Leaks first. On 22 March Wolters Kluwer Law & Business launched Wikiwatch, a blog forum in which experts will try to assess the potential damage caused by corporate revelations from WikiLeaks (with which, of course, the Wolters Kluwer service has no connection). With the emphasis on fast answers to incipient disclosure crises, the company makes the point that it doesn’t matter whether the details are accurate or the information sources valid or not – the damage is still done.

Meanwhile news and social media monitoring specialist Meltwater has bought JitterJam, which it describes as a leader in social media customer relationship management. Meltwater already includes search engine marketing solutions among its suite of products, and notes that social CRM has evolved from a curiosity to an emerging business necessity; JitterJam’s expertise will enable marketing, communications and advertising professionals to engage with customers on social channels, it says.

Then there’s Facebook, which appears to have acquired Pursuit, a recruiting specialist which offered incentives to people to use social media to refer people for jobs. It’s not so much an acquisition, though, as a gathering in of Pursuit’s founders, who seem to be dropping their baby altogether in favour of a new life with the social media colossus – prompting Techcrunch to comment that Facebook acquisitions are “almost always about engineering talent versus product”.

Click on the founders’ names on the Pursuit website and you find yourself at their LinkedIn profiles – and, as LinkedIn passes 100 million members, it too is busy rendering itself more and more indispensable as a recruiting tool. At a tough time for employment prospects, it has just launched a LinkedIn Job Portal for students and recent graduates – recommending jobs, plugging the LinkedIn Company Pages, and claiming that a LinkedIn profile is a great way for companies to find you.

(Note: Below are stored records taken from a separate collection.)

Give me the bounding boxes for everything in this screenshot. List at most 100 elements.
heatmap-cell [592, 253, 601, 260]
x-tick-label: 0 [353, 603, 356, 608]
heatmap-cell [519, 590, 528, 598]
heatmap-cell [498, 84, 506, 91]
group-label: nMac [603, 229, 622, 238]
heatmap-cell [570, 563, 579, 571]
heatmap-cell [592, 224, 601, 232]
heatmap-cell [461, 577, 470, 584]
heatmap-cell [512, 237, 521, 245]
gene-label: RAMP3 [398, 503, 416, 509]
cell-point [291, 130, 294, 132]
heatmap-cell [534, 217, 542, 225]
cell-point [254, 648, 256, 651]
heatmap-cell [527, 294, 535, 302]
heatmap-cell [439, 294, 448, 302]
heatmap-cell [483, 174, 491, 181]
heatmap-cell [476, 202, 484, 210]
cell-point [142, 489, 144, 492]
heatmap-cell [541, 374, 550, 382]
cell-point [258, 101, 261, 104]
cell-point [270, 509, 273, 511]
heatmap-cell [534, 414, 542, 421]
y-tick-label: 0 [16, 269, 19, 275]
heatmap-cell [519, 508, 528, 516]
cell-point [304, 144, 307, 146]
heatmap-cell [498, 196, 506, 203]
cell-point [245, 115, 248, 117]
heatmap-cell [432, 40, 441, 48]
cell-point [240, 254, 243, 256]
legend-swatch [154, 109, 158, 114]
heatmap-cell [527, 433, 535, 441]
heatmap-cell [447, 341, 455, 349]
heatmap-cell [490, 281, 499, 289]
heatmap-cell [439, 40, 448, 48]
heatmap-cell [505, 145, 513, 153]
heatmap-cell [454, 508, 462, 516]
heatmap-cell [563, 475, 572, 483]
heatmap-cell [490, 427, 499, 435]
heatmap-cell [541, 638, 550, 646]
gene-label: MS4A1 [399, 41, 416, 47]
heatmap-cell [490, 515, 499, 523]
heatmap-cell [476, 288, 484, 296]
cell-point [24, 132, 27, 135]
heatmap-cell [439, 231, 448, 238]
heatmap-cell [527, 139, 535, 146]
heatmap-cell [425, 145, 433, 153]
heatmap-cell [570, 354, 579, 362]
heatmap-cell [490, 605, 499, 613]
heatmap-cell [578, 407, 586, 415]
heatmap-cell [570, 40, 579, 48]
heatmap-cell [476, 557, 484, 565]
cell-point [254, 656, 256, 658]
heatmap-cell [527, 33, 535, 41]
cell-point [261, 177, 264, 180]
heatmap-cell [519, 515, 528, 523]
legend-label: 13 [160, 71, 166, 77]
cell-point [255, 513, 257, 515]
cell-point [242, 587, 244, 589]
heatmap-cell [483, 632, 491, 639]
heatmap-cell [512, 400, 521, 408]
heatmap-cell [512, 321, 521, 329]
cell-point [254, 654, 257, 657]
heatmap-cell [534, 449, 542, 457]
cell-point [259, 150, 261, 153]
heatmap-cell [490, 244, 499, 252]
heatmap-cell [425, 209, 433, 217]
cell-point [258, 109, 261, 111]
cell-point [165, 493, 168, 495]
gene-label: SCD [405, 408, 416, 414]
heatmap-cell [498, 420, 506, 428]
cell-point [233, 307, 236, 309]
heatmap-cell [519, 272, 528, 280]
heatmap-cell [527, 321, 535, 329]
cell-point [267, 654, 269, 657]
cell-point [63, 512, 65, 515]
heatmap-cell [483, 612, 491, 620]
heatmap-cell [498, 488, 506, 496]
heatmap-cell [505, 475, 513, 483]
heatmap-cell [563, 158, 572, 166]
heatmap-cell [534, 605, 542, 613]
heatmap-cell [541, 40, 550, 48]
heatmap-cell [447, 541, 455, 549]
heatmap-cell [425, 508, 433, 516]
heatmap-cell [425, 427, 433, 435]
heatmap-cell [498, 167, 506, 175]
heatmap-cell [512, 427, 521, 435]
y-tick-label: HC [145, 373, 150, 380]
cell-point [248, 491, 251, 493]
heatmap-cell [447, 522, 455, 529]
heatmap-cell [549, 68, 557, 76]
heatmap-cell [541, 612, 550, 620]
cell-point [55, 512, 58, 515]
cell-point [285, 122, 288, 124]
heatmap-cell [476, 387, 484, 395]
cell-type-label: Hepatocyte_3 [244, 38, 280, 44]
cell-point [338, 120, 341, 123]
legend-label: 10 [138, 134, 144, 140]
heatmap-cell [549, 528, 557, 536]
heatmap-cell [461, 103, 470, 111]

It’s also improved the LinkedIn Groups Jobs tab, saying that this will make it easier for group members to find and share high quality job content. And, following a survey showing that half of French professionals are looking to change jobs in 2011, LinkedIn has opened a Paris-based sales office from where a new marketing director will also target EMEA – Europe, the Middle East and Africa.

It’s all heady, expansionist stuff – but there is one possible cloud on the horizon for social media: Europe’s moves to toughen up its already rigorous privacy laws could be joined by a similar initiative from the United States. More on this anon.